Respect in the NFL is earned and not given. At least, that is how things are supposed to go.
What happens when guys earn the respect, but still don't receive it?
Such is the case for the following players and teams. They have played at a level worthy of envy from the rest of the league and yet have largely been overlooked by their peers.
Let's start with the NFL's leader in tackles, a player that is forgotten far too often.
For one reason or another, Minnesota Vikings linebacker is not one of the first names that most people think of when listing top LBs.
That unfortunate truth should change after this season. Greenway has anchored the Vikings defense to the tune of 123 tackles, the most in the NFL.
Greenway has now recorded at least 100 tackles in five of his six NFL seasons (he had 99 in 2009). Jared Allen is usually the guy most associated with the Vikings defense, but Greenway is quickly making his own claim to that spot.
The Tampa Bay Buccaneers were downright terrible last season, but if you can get past that tumultuous campaign you will see a team that has found an identity in 2012.
The Buccaneers have become a team predicated on the dynamic rushing ability of Doug Martin, but they can also lean on Josh Freeman and the passing game when the situation calls for it.
Tampa Bay ranks 12th in passing and 11th in rushing, and on the other side of the ball the the defense ranks first in the league against the rush. The team has constantly improved as the season has worn on, not losing any game this season by more than eight points.
As Doug Martin continues to emerge as a legitimate running back, Tampa Bay is a team few others want to see make the playoffs.
The Cincinnati Bengals are gaining respect within the AFC North division, but how much of their recent success is attributed to Andy Dalton?
Perhaps I am off base here, but most talk surrounding the Bengals resurgence tends to focus on the abilities of wide receiver A.J. Green. Green certainly deserves all the praise that is showered upon him, but the man throwing him the ball deserves some as well.
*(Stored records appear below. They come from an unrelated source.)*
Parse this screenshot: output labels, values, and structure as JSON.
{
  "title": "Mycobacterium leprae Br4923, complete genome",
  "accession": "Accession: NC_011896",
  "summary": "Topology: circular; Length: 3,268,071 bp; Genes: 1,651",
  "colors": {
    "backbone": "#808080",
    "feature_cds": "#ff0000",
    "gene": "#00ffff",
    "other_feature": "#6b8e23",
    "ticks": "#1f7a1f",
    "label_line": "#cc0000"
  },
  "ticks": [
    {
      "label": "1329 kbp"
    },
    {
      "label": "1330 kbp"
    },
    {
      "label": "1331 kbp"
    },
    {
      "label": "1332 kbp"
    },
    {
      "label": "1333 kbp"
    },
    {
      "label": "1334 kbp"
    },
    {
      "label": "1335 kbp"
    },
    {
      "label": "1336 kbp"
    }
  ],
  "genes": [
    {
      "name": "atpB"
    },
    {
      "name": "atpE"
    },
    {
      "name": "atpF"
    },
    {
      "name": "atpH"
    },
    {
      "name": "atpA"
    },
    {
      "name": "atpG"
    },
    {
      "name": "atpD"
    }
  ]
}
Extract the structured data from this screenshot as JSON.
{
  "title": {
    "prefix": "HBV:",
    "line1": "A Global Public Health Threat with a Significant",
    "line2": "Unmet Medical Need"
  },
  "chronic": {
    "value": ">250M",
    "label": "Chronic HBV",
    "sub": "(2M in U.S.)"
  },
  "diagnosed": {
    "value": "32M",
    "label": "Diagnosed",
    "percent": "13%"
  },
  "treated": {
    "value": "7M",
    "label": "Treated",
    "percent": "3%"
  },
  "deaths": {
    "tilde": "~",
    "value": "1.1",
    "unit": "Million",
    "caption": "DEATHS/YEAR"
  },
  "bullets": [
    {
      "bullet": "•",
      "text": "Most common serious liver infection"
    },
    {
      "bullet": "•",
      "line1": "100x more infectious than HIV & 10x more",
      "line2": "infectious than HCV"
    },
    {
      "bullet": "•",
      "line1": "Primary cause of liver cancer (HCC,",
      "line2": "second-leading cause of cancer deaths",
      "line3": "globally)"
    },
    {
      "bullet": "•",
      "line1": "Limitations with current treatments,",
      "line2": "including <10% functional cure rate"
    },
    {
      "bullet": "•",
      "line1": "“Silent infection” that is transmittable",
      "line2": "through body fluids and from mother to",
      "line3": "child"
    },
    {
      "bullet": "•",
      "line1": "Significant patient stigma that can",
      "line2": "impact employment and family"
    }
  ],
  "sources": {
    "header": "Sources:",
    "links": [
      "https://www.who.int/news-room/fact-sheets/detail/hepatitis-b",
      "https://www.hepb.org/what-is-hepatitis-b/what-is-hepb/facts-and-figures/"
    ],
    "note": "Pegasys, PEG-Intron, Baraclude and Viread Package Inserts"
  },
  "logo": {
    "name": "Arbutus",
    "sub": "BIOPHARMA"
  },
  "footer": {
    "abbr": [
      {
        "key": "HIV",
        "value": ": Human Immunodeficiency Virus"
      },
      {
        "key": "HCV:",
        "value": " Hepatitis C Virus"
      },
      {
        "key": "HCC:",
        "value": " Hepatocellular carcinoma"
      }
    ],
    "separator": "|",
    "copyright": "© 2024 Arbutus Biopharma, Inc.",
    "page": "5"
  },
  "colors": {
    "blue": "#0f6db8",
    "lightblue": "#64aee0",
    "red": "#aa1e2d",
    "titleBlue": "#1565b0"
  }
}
Dalton has thrown for 2,980 yards, 24 touchdowns and 13 interceptions this season. He is blossoming into one of the AFC's best quarterbacks and yet continues to fly under the league's collective radar.
Perhaps the fact that Brian Hartline has only one touchdown this season has clouded the fact that he has played extremely well.
The Miami Dolphins wideout has 891 receiving yards and has helped rookie QB Ryan Tannehill's adjustment to the pro game.
He is the best option on the Dolphins roster and yet is often forgotten when listing the best receivers in the AFC.
What's not to like? Hartline has averaged at least 14 yards per catch in each of his four NFL seasons and deserves every target that comes his way.
The Seattle Seahawks Week 13 overtime victory over the Chicago Bears proved that this team is undoubtedly a contender in the NFC playoff race.
At 7-5, Seattle has one of the NFL's best defenses and an offense that can eat up the clock and wear opponents down.
Running back Marshawn Lynch ranks second in the NFL with 1,138 rushing yards and rookie QB Russell Wilson does not make the kind of mistakes usually associated with players of his age.
Pending suspensions to Brandon Browner and Richard Sherman will be an obvious setback, but this team deserves respect. Being primed for a playoff spot with a third-round pick running the offense is no small feat.
Yes, there is a stigma that follows Tony Romo around wherever he goes—the type of stigma that may never fully go away until Romo wins a Super Bowl.
However, Romo is not as bad as many would like to suggest. In fact, his numbers demand a certain level of respect.
Romo currently ranks third in the NFL with 3,660 passing yards as his Cowboys fight to make it into the NFC playoffs. Assuming Romo clears the 4,000 yard threshold, it will be the fourth time he has done so in the last six years.
Romo's penchant for poor turnovers is often highlighted, but in reality he has thrown 10 or fewer interceptions in three of the last four seasons.